Robert Glasser, Special Representative of the Secretary-General for Disaster Risk Reduction, speaking at the opening of the Fifth Regional Platform for Disaster Risk Reduction (DRR) in the Americas in Montreal, Canada. 7 March 2017. Photo: UNISDR
New York, Marc 07, 2017.- That’s according to Robert Glasser, head of the UN Office for Disaster Risk Reduction (UNISDR), addressing the opening of the Fifth Regional Platform for Disaster Risk Reduction in the Americas, taking place this week in Montreal, Canada.
The Sendai Framework, agreed by 187 Member States in 2015, aims to reduce loss of life and injury by shifting from managing disasters, to managing disaster risk, and being better prepared.

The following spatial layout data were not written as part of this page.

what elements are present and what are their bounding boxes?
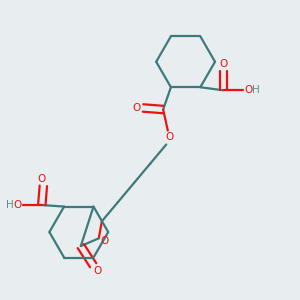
Text: O: O bbox=[244, 85, 252, 95]
Text: O: O bbox=[94, 266, 102, 277]
Text: H: H bbox=[6, 200, 14, 210]
Text: O: O bbox=[165, 132, 173, 142]
Text: O: O bbox=[132, 103, 140, 113]
Text: H: H bbox=[252, 85, 260, 95]
Text: O: O bbox=[219, 59, 228, 69]
Text: O: O bbox=[38, 174, 46, 184]
Text: O: O bbox=[100, 236, 109, 246]
Text: O: O bbox=[13, 200, 21, 210]
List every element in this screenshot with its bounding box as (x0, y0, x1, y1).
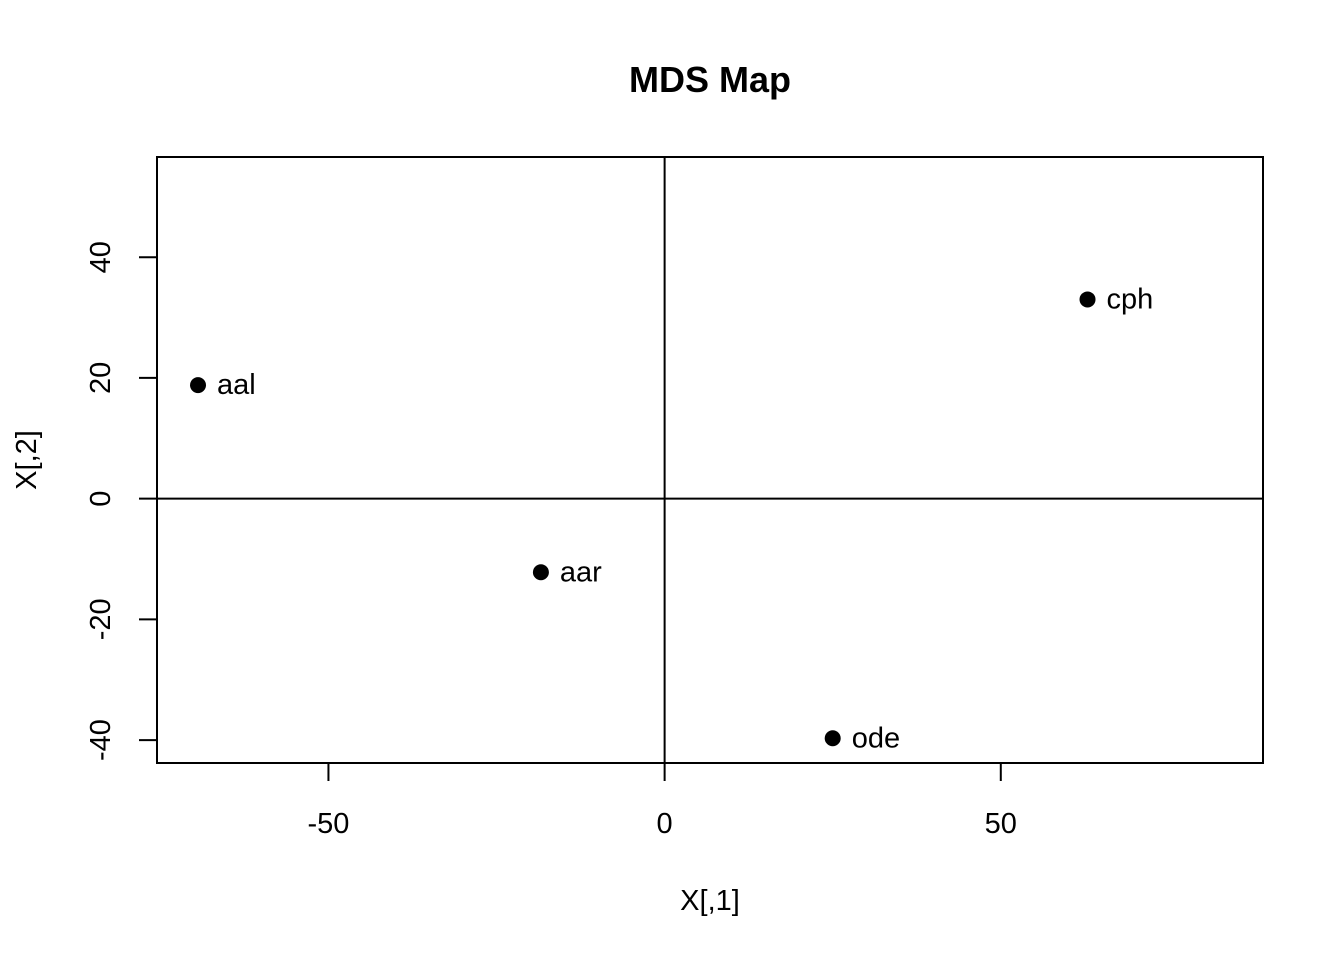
y-axis-label: X[,2] (11, 430, 43, 490)
y-tick-label: 20 (85, 362, 117, 394)
point-label-aal: aal (217, 369, 256, 401)
x-tick-label: 0 (657, 808, 673, 840)
plot-frame (156, 156, 1264, 764)
data-points: aal aar cph ode (190, 283, 1153, 754)
x-axis: -50 0 50 (307, 763, 1017, 840)
reference-lines (157, 157, 1263, 763)
x-axis-label: X[,1] (680, 885, 740, 917)
data-point-aar (532, 564, 549, 581)
point-label-cph: cph (1107, 283, 1154, 315)
y-tick-label: -40 (85, 719, 117, 761)
y-tick-label: -20 (85, 598, 117, 640)
y-tick-label: 40 (85, 241, 117, 273)
point-label-aar: aar (560, 556, 602, 588)
chart-title: MDS Map (629, 59, 791, 100)
point-label-ode: ode (852, 722, 900, 754)
data-point-ode (824, 730, 841, 747)
x-tick-label: 50 (985, 808, 1017, 840)
x-tick-label: -50 (307, 808, 349, 840)
data-point-cph (1079, 291, 1096, 308)
data-point-aal (190, 377, 207, 394)
y-axis: -40 -20 0 20 40 (85, 241, 157, 761)
y-tick-label: 0 (85, 491, 117, 507)
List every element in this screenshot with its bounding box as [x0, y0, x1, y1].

A group of four indigenous elders opened proceedings with prayers and blessings for around 1,000 delegates from across the Americas.
More than 50 countries and territories are represented at the forum, aiming to agree a Regional Action Plan by the time they wrap up their work on Thursday, on the Americas’ contribution towards the Sendai targets, which follow the timetable of the overall 2030 Sustainable Development Goals (SDGs).
Mr. Glasser also highlighted the impact of Hurricane Matthew, which ripped through the Caribbean in early October last year, causing widespread devastation to Haiti, including 546 deaths and losses estimated at $2.78 billion.
“Disaster events […] over the last 12 months in the Americas have highlighted how challenging it’s going to be to achieve those targets,” he said, noting that Matthew, the first Category 5 Atlantic hurricane in almost 10 years was a stern test of the region’s preparedness for an event – or something similar – that is likely occur more frequently in future as a result of climate change.
The UNISDR chief said it had been “heartening” to see the response in Central and South America especially to the “major slow onset disaster event” posed by the El Niño weather pattern of the past few years.
“It’s efforts such as these that we must now build on as we prepare to meet the first deadline of the Sendai Framework, the substantial increase in national and local disaster risk reduction strategies by 2020. These strategies will lay the foundations for a decade of concerted action on reducing disaster losses,” added Mr. Glasser.
The conference is due to end on Thursday, with a Montreal Declaration that will go forward to the 2017 Global Platform on Disaster Risk Reduction, in Mexico, in May.